= Jean Binot =

French microbiologist

Jean Binot (11 August 1867 – 25 November 1909) was a French microbiologist born in Saint-Mandé, Val-de-Marne.

He studied medicine in Paris, where one of his instructors was Raphael Blanchard (1857-1919). In 1887 he began work as an assistant préparateur in histology at the Collège de France, followed by an assignment as externe to the hospitals of Paris. In 1892 he became a hospital interne, and during the following year began taking courses in microbiology at the Pasteur Institute in Paris. From 1896 to 1900 he served as préparateur in Amédée Borrel's microbiology laboratory.

In 1899 he obtained his medical doctorate with a thesis titled Étude expérimentale sur le tétanos (Experimental study on tetanus). From 1900 to 1909 he was laboratory chief at the Pasteur Institute.

From 1898 onward, Binot took over 15,000 photographs of places he visited during his scientific journeys in Europe and Africa.

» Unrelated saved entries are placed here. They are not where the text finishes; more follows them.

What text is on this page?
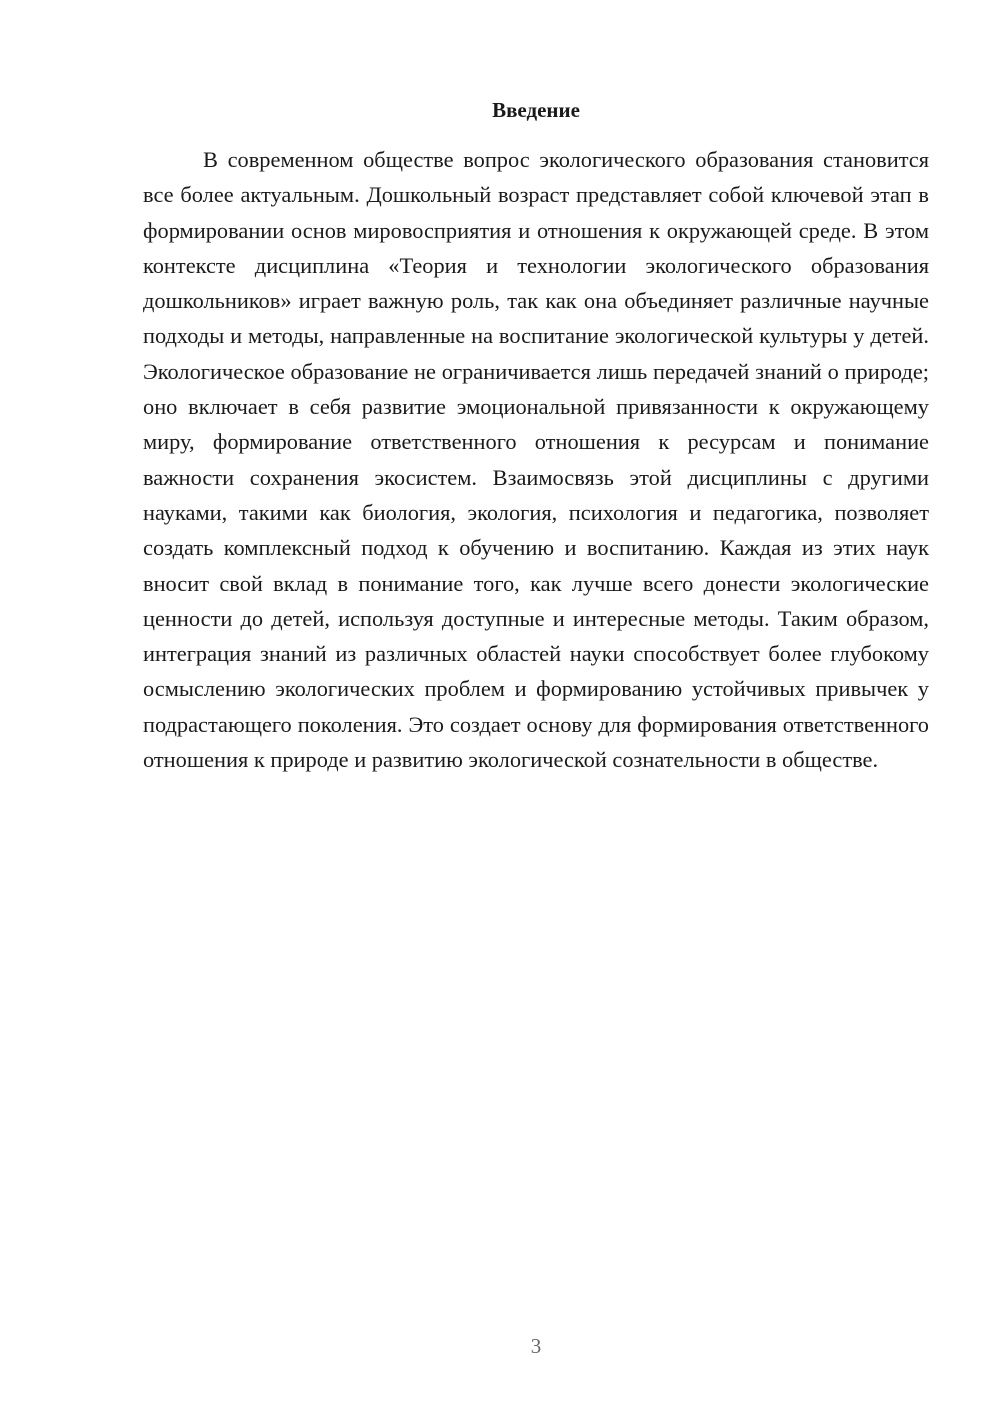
Введение

В современном обществе вопрос экологического образования становится все более актуальным. Дошкольный возраст представляет собой ключевой этап в формировании основ мировосприятия и отношения к окружающей среде. В этом контексте дисциплина «Теория и технологии экологического образования дошкольников» играет важную роль, так как она объединяет различные научные подходы и методы, направленные на воспитание экологической культуры у детей. Экологическое образование не ограничивается лишь передачей знаний о природе; оно включает в себя развитие эмоциональной привязанности к окружающему миру, формирование ответственного отношения к ресурсам и понимание важности сохранения экосистем. Взаимосвязь этой дисциплины с другими науками, такими как биология, экология, психология и педагогика, позволяет создать комплексный подход к обучению и воспитанию. Каждая из этих наук вносит свой вклад в понимание того, как лучше всего донести экологические ценности до детей, используя доступные и интересные методы. Таким образом, интеграция знаний из различных областей науки способствует более глубокому осмыслению экологических проблем и формированию устойчивых привычек у подрастающего поколения. Это создает основу для формирования ответственного отношения к природе и развитию экологической сознательности в обществе.

3
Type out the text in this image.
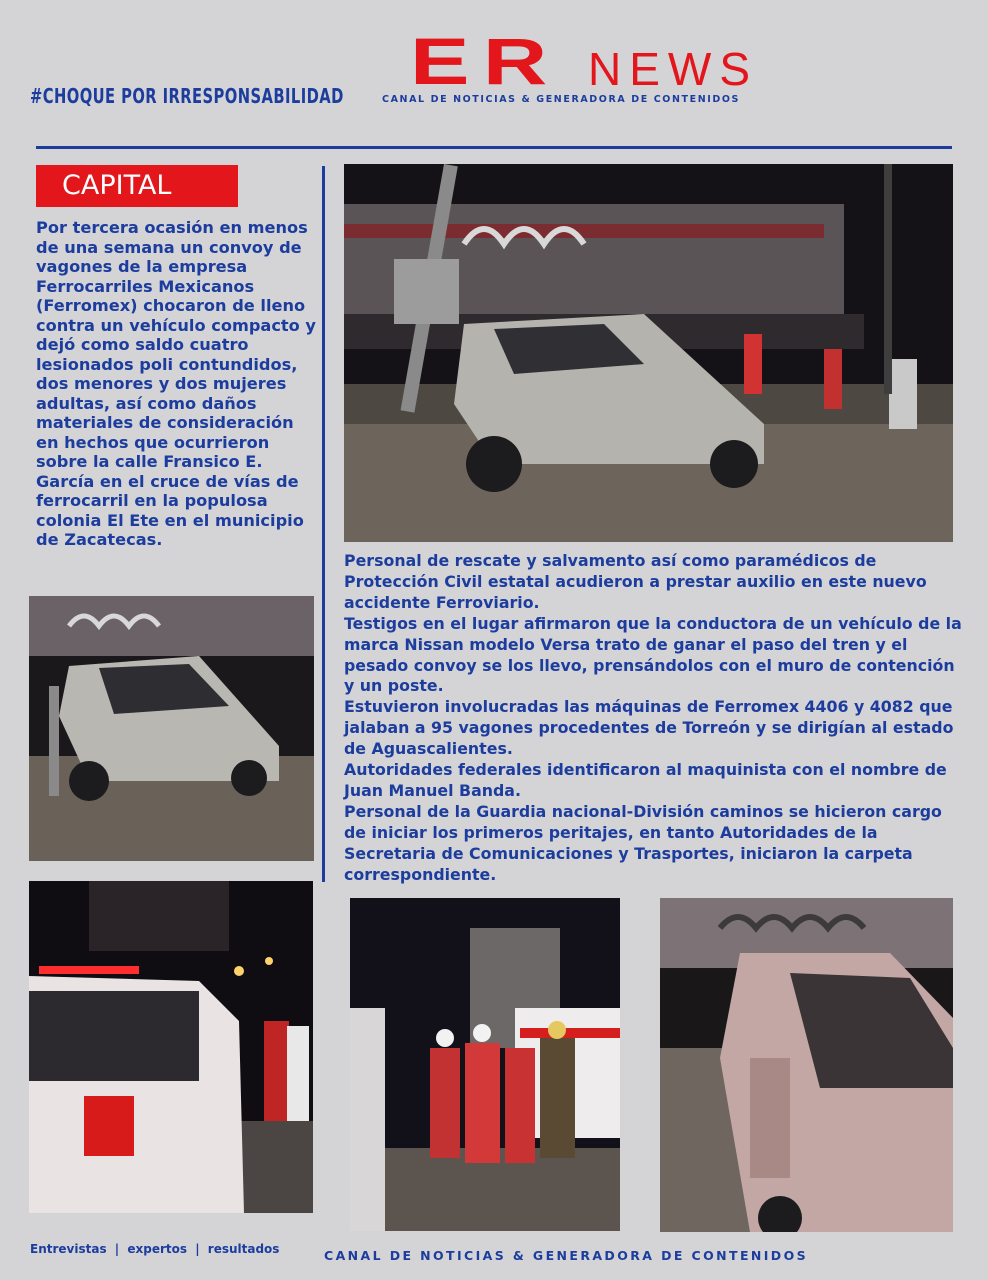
#CHOQUE POR IRRESPONSABILIDAD ER NEWS
CANAL DE NOTICIAS & GENERADORA DE CONTENIDOS
CAPITAL

Por tercera ocasión en menos de una semana un convoy de vagones de la empresa Ferrocarriles Mexicanos (Ferromex) chocaron de lleno contra un vehículo compacto y dejó como saldo cuatro lesionados poli contundidos, dos menores y dos mujeres adultas, así como daños materiales de consideración en hechos que ocurrieron sobre la calle Fransico E. García en el cruce de vías de ferrocarril en la populosa colonia El Ete en el municipio de Zacatecas.

Personal de rescate y salvamento así como paramédicos de Protección Civil estatal acudieron a prestar auxilio en este nuevo accidente Ferroviario.

Testigos en el lugar afirmaron que la conductora de un vehículo de la marca Nissan modelo Versa trato de ganar el paso del tren y el pesado convoy se los llevo, prensándolos con el muro de contención y un poste.

Estuvieron involucradas las máquinas de Ferromex 4406 y 4082 que jalaban a 95 vagones procedentes de Torreón y se dirigían al estado de Aguascalientes.

Autoridades federales identificaron al maquinista con el nombre de Juan Manuel Banda.

Personal de la Guardia nacional-División caminos se hicieron cargo de iniciar los primeros peritajes, en tanto Autoridades de la Secretaria de Comunicaciones y Trasportes, iniciaron la carpeta correspondiente.

Entrevistas | expertos | resultados	CANAL DE NOTICIAS & GENERADORA DE CONTENIDOS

In 1901 he traveled to Réunion and Madagascar. In Réunion he photographed a total eclipse of the Sun, and experienced a plague epidemic affecting the islands' cattle.

In 1900 he undertook research of microflora of the Mont Blanc massif, staying at the laboratory of astronomer Jules Janssen (1824-1907), who had an observatory on Mont Blanc. During his career, he amassed a large and varied collection of microorganisms for research purposes.